OK, fine. dumping something as soon as the kid's asleep, yes, that may be ruthless. But you don't have to be the Buddha to know that ephemerality is not worthlessness.

There are all sorts of ephemeral or temporary things in the world--cut flowers, balloons, part decorations, Christmas lights, rainbows, cherry blossoms, a beard--why can't a kid's art be one of them

Give the kid a designated spot in the house, and rotate the stuff together. We already had more art than we have walls, so it's natural/logical for the kid to feel her output has a place in the house--and in the storage unit. But we still edit and throw tons away.

Kids who are still not fully aware of the concepts of time are not going to be fixated on months- or year-old art projects; it's almost entirely the parents' hangups and anxiety over the idea of throwing out a potential future touchstone, and that he'll curse your name on his deathbed for burning the sled he painted.

The problem becomes the stuff that you pay for; it's a snow day, and so the kids are at the pottery place right now, in fact, making some more tacky little ceramic tchotchkes for $20 a hit. If you don't want to live in a finger-painted Hummel showroom, what, pray tell are you supposed to do with those things? Hmm?
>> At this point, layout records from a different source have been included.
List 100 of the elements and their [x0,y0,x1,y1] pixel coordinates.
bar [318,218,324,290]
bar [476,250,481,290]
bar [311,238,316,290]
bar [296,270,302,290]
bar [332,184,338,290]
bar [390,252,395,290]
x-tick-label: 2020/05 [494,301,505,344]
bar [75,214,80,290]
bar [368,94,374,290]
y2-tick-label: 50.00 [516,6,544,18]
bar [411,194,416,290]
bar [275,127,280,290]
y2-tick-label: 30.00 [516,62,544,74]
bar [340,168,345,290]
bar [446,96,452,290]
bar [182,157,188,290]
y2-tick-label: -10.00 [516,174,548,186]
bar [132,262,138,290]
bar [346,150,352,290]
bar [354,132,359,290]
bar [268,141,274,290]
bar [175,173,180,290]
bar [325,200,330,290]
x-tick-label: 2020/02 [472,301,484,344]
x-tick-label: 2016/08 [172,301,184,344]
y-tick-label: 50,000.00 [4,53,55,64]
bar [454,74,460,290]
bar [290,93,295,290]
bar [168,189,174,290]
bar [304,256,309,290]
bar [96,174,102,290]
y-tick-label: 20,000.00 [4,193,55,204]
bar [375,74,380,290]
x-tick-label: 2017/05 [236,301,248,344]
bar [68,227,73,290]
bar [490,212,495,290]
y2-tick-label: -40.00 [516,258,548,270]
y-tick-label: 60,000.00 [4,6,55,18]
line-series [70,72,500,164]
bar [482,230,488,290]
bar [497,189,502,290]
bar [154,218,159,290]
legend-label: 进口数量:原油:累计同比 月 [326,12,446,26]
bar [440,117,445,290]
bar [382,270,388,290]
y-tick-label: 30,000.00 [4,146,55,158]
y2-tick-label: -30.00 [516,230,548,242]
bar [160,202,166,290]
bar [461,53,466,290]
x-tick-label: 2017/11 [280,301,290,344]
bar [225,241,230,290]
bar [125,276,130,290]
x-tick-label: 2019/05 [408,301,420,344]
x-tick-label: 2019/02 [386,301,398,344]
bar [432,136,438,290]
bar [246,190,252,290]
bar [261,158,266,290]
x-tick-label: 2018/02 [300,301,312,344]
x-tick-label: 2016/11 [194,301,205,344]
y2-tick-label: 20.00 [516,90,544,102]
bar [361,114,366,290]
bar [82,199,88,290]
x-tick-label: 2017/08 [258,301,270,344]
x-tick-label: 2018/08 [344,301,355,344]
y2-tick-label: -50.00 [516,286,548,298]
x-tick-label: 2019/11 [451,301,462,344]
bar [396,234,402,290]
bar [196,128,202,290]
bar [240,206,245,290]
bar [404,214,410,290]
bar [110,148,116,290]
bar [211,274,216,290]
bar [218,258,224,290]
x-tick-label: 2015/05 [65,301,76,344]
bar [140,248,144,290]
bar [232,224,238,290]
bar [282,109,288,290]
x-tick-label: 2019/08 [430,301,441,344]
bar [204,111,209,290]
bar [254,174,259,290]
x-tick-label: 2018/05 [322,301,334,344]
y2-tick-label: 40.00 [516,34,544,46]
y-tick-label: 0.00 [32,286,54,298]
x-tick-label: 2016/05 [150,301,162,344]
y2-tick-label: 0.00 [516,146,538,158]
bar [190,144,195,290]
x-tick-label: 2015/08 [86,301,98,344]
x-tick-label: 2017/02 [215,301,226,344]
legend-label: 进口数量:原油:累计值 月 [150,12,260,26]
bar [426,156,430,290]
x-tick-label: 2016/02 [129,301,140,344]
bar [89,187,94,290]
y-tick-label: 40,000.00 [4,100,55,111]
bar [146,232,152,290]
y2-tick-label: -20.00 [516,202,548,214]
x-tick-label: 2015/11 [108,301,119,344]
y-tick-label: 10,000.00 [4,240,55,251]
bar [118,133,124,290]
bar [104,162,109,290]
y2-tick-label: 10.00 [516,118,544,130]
When Children's Art Takes Over The Home [nyt]
Related; One Million Drawings! Rhoda Kellogg Childhood Art Archive

3 Comments

Gravity happens.

(or is that "happens.")

That's what Grandparents are for.

We have one of those art student big manila portfolios; stuff goes in there. He can sort it out later (or do what the neighbor's teen daughter did a few months ago, and throw literally everything from her childhood away. We learned an important lesson in recycling that day, and are enjoying our hundreds of new colored pencils, polished rocks, magnets, beads, wooden boxes, fairy figurines, et c).